Optimizely is a versatile testing and analytics tool that can easily whip up full reports of test results. It also provides tools to see interactions, sign-up clicks, and other metrics from visitors interacting with your site.
VWO is another high-quality A/B testing and experimentation platform that can help you optimize your conversion rate through its high-quality tool suite.
As its name suggests, AB Tasty is an effective and AI-powered experimentation tool that focuses on A/B tests. It allows you to optimize and personalize your products and website for better performance and conversion rate.
Google Optimize is a free platform provides website testing, personalization tools, and even A/B testing for marketers and small businesses that need cost-effective solutions for their CRO programs.
Tools to collect data to help you design tests
Then there are product analytics tools you can use to collect quantitative and qualitative data, both of which you’ll need to design, carry out, and act upon tests and their results.
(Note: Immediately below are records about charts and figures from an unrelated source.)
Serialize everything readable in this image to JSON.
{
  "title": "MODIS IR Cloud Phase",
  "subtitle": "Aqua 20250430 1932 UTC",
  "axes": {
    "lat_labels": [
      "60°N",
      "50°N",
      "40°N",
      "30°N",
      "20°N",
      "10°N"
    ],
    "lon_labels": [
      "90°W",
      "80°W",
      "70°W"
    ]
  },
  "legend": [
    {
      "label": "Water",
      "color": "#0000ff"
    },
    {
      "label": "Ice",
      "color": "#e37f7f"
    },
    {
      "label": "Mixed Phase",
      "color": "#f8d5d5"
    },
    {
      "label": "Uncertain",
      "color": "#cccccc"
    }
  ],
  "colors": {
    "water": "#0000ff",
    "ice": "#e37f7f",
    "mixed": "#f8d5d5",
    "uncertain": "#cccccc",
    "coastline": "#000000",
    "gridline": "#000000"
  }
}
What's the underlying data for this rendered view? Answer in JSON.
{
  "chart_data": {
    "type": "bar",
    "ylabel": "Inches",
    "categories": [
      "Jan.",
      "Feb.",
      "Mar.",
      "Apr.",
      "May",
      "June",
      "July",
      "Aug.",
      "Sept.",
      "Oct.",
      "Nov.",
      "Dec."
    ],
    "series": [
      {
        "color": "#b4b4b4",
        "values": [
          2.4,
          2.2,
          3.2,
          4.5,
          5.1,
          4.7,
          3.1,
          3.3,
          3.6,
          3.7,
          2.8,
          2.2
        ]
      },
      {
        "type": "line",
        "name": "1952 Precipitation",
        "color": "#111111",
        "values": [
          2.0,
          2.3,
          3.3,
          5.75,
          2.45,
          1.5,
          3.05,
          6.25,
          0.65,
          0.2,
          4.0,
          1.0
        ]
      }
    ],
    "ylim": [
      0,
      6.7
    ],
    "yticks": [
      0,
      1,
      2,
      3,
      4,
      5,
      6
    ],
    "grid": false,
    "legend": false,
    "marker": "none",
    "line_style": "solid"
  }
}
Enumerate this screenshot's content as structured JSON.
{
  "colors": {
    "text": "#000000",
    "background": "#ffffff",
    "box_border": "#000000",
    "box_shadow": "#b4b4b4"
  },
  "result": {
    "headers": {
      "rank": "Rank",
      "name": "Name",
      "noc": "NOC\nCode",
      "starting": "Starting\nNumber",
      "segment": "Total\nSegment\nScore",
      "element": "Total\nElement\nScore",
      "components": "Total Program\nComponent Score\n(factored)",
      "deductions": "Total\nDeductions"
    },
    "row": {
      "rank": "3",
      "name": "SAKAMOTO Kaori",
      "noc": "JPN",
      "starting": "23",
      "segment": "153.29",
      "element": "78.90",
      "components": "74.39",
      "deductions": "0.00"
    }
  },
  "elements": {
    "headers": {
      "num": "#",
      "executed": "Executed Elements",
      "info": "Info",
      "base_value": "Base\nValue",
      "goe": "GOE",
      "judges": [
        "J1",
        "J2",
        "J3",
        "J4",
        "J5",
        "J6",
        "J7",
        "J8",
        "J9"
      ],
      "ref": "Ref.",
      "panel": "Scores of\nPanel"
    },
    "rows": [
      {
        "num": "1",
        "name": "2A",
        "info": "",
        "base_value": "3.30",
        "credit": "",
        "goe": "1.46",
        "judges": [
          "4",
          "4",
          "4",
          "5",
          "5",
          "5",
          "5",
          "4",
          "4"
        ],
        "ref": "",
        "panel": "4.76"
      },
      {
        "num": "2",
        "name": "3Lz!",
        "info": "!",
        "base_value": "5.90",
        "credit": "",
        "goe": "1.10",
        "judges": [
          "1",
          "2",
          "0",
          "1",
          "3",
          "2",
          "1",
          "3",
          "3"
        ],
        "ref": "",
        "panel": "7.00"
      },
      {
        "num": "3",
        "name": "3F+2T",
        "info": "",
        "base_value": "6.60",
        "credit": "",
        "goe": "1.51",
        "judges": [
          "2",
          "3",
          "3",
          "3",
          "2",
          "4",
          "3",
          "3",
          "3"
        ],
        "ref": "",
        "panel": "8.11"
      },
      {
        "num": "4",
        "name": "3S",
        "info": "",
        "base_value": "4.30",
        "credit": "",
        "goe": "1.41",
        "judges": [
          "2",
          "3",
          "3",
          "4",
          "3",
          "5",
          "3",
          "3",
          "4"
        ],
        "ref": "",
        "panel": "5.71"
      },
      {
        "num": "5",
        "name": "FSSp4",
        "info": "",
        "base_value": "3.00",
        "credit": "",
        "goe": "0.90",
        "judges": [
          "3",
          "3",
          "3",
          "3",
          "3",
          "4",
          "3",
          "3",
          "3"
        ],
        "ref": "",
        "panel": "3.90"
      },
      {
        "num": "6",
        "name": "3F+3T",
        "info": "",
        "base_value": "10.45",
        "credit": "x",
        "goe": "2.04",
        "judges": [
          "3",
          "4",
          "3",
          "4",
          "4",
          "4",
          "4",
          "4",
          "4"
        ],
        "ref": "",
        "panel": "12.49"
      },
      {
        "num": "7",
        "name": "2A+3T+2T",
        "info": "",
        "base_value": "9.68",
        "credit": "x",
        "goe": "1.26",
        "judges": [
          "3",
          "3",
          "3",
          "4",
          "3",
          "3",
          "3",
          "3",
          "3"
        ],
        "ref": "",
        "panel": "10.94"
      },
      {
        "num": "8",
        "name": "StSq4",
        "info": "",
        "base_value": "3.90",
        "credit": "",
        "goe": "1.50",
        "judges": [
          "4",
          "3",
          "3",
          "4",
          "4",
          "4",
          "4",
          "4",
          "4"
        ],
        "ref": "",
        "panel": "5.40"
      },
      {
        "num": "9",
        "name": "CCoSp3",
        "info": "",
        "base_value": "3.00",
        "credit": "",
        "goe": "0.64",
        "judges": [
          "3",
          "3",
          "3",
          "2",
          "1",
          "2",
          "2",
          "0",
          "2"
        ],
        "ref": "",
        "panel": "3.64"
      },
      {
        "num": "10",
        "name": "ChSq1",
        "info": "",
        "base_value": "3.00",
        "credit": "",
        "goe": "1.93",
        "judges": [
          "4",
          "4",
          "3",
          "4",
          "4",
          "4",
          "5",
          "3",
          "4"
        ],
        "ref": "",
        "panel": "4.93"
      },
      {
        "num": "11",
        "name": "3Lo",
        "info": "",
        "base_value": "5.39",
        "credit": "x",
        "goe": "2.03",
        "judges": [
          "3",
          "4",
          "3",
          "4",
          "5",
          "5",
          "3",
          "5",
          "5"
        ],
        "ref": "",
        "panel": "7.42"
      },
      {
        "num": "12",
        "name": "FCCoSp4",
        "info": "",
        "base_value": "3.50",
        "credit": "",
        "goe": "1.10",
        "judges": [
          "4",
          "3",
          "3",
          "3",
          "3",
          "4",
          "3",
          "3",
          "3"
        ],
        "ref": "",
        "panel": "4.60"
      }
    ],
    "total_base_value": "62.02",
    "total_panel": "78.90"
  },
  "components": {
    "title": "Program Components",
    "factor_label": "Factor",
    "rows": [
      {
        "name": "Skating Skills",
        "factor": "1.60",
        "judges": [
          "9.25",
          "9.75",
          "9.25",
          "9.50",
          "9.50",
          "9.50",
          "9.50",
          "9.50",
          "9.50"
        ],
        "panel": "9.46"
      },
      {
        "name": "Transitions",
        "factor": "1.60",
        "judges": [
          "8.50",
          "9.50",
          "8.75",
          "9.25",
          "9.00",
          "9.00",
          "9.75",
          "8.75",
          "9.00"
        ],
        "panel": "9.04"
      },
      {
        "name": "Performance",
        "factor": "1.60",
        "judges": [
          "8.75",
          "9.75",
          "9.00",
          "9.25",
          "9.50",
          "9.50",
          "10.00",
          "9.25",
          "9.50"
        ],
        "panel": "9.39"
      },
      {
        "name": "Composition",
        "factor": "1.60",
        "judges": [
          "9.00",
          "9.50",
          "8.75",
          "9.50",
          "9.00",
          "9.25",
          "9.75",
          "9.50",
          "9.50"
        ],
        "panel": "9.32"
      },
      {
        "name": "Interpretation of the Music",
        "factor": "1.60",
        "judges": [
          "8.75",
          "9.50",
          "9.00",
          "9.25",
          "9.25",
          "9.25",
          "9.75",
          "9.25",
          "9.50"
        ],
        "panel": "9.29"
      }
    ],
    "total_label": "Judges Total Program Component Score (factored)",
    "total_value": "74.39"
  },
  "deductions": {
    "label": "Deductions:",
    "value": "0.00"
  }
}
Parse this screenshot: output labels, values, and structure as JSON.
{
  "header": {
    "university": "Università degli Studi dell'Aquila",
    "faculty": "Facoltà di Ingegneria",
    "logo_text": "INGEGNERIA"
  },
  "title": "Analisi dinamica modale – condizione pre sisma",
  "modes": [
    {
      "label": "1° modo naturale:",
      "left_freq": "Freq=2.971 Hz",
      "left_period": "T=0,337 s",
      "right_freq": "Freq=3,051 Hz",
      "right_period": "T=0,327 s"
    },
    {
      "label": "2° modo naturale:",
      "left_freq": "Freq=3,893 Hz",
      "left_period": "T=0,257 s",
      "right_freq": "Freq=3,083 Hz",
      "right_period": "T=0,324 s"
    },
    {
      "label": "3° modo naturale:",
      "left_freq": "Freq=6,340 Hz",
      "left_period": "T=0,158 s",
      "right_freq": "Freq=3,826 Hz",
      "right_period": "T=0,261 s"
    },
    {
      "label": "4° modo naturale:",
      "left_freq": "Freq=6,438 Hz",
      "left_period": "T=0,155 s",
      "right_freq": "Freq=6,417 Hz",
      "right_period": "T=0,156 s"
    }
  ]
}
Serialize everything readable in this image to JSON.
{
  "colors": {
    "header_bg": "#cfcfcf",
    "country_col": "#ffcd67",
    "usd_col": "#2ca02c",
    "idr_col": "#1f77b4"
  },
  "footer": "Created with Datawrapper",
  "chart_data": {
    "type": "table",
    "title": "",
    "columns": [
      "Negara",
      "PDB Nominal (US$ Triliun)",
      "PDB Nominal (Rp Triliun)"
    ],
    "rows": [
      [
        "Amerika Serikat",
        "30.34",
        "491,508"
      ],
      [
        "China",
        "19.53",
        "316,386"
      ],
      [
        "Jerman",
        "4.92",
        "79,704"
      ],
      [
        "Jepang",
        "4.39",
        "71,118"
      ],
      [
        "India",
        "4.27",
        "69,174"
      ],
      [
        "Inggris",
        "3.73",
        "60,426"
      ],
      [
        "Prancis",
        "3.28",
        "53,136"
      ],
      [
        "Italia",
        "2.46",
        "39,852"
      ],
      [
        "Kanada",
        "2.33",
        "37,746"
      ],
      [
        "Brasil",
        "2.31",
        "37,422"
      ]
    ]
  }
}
FullStory gives you the full story of your customers’ data and test results. Its robust tool suite provides complete data capture, custom dashboards, session insights, and product analytics tools so you can fully understand how how to maximize your conversion rate.
Identify your biggest problems and solve them with FullStory
Start gathering insights immediately from comprehensive, indexed, and searchable data. Then optimize to improve your user experience and boost revenue. FullStory makes it easy.
Google Analytics is a free and well designed toolkit for small business owners who want to better understand qualitative and quantitative data gathered by their web tests.
Adobe Analytics is another paid tool suite that lets you measure and analyze elements like clicks, purchases, sign-ups, and more.
Heap.io provides a data analysis and management platform for users who want to capture and fully understand user behaviors. It also includes security and privacy tools, as well as data governance solutions.